I was incredibly lucky to start in the Department of Geosciences at Virginia Tech in winter of 2014 and interact with stellar colleagues and undergraduate and graduate students. Particularly, I would like to thank the support of the tenure-track faculty, including Esteban Gazel, Brian Romans, Mark Caddick, Ben Gill, Sarah Stamps, Ryan Pollyea, Michelle Stocker, Marc Michel, and Robert Weiss. I wouldn’t have made it easily through my first few years without the guidance and mentorship of Nancy Ross, Robert Tracy, Shuhai Xiao, James Spotila, Robert Bodnar, and Patricia Dove. Thank you to my current and past lab members for showing me the excitement that emanates from research.

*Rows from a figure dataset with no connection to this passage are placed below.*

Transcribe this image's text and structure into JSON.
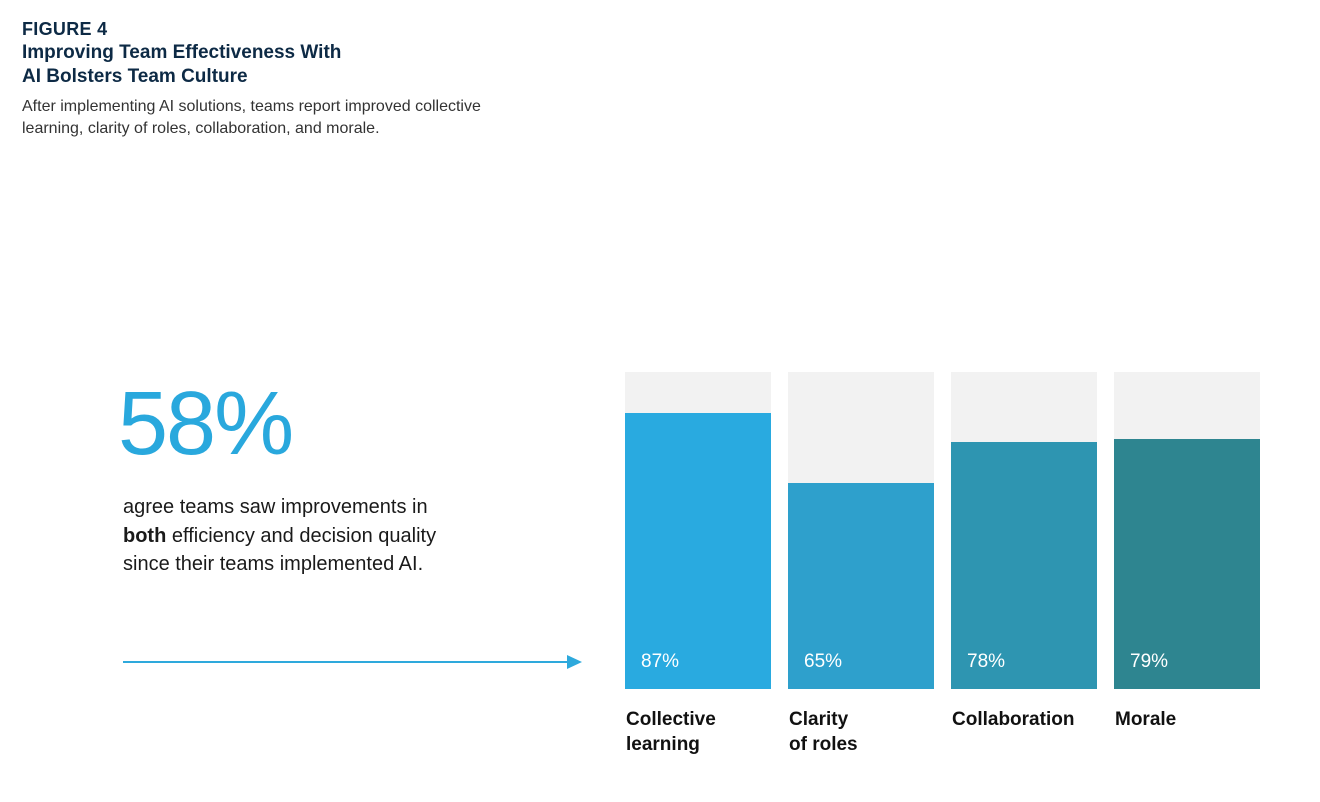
{
  "figure": {
    "label": "FIGURE 4",
    "title_line1": "Improving Team Effectiveness With",
    "title_line2": "AI Bolsters Team Culture",
    "subtitle": "After implementing AI solutions, teams report improved collective learning, clarity of roles, collaboration, and morale."
  },
  "callout": {
    "value": "58%",
    "text_before": "agree teams saw improvements in ",
    "text_bold": "both",
    "text_after": " efficiency and decision quality since their teams implemented AI."
  },
  "colors": {
    "accent": "#29a8dd",
    "track": "#f2f2f2",
    "arrow": "#2ea9dc",
    "bars": [
      "#29aae0",
      "#2ea0cc",
      "#2e95b1",
      "#2e8590"
    ]
  },
  "chart_data": {
    "type": "bar",
    "categories": [
      "Collective learning",
      "Clarity of roles",
      "Collaboration",
      "Morale"
    ],
    "label_lines": [
      [
        "Collective",
        "learning"
      ],
      [
        "Clarity",
        "of roles"
      ],
      [
        "Collaboration"
      ],
      [
        "Morale"
      ]
    ],
    "values": [
      87,
      65,
      78,
      79
    ],
    "value_labels": [
      "87%",
      "65%",
      "78%",
      "79%"
    ],
    "ylim": [
      0,
      100
    ],
    "grid": false,
    "title": "",
    "xlabel": "",
    "ylabel": ""
  }
}
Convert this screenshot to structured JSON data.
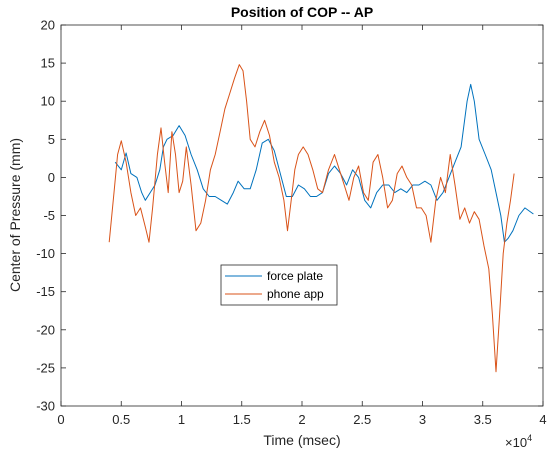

I would also like to thank my long-term colleagues and some of my best friends Randall Irmis, Alan Turner, Nathan Smith, and William Parker. I would be lost without you all!

I thank my father, Jim Nesbitt, who showed me Earth from 10,000 feet and my mother, Noreen Nesbitt, whose curiosity for nature and the fossil record kept me grounded. My sister, Casey Luchessi, is always supportive in my exploration of the world.

My partner and closest colleague, Michelle Stocker, is my rock and encouragement. We are on a lifetime journey together, whether in the past, present, or future. Our scientist in training, 16-month-old Avett, has shown me that there is far more in this life than old bones in the ground.

Thank you Donath family and thank you GSA.